Life in a Construction Trailer. Life at the East Side Wagenburg
After 1991, people from all over the world set up home in construction trailers along the East Side Gallery. Some just wanted to have a different kind of home and went to work, training or school from here. Others were dropouts who wanted to break with social norms and live in more democratic communities. Some were passing through and lived here when they needed a place to stay in Berlin. The English artists’ group mutoid waste company seized on the free space for use as a workshop for everything from making art to building trailers. In the early days there was room for everyone in the former border strip.
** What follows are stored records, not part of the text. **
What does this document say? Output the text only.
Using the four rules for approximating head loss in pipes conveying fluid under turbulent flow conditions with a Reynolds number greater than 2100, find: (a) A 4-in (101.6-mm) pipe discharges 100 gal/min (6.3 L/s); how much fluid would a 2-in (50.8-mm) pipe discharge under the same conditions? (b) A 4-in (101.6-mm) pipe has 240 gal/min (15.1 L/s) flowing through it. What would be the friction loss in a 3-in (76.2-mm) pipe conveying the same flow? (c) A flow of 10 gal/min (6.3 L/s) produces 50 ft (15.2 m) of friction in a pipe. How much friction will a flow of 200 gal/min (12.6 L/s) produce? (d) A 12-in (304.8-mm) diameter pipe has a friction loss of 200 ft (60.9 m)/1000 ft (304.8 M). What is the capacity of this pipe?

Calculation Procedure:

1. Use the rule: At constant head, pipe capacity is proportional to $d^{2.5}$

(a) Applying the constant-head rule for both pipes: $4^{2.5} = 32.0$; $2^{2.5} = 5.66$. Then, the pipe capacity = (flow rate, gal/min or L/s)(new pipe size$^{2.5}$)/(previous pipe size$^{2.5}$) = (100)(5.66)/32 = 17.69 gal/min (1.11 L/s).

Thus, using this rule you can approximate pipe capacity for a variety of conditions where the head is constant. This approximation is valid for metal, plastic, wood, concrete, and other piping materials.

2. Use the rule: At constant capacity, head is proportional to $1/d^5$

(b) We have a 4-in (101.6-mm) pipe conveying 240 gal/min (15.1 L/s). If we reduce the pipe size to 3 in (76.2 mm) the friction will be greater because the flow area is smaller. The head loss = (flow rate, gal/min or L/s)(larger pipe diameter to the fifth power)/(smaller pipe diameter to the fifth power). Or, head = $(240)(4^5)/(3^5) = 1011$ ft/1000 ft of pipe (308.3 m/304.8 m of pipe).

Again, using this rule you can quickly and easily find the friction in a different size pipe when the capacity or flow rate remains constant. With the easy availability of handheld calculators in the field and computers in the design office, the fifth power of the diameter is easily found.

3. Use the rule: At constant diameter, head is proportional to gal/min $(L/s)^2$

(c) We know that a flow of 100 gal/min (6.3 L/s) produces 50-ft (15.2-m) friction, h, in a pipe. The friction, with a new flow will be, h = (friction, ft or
"We used the Wall for protection."
The different people and groups living along the Spree and the East Side Gallery did not bond in the way that is typical of Wagenburgen, or alternative trailer camps. They led parallel lives. Violence and drug dealing became a problem. The Berlin Senate had the area cleared in 1996, leaving over 250 people in need of a new place to live. Today there are still more than ten Wagenburgen in Berlin.
"Like being on an island…"
The Wagenburg was well protected. The Spree formed a natural barrier on one side; the 1.3 km-long Wall warded off prying eyes and unwelcome interference on the other. But there were also disadvantages to the location: The Wagenburg could only be exited through far gates in the Wall. To shorten the distances, one of the residents cut an opening in a closer part of the Wall. It can still be seen; the grille was inserted later. The Wagenburg residents created their own world in the middle of the city. Photographer and Wagenburg resident Ralf Marsault captured his fellow residents Chris and Ferai as they themselves wanted to be seen.
With the tension of bloc confrontation and the Cold War eased at last, West German artist Jolly Kunjappu wanted to express one thing above all with his Wall painting of 1990: the joy of freedom. In an interview of 2021, he reiterated his wish for people to live together in peace and mutual respect. The message of his painting Dancing To Freedom is: “No more war, no more walls, a united world.”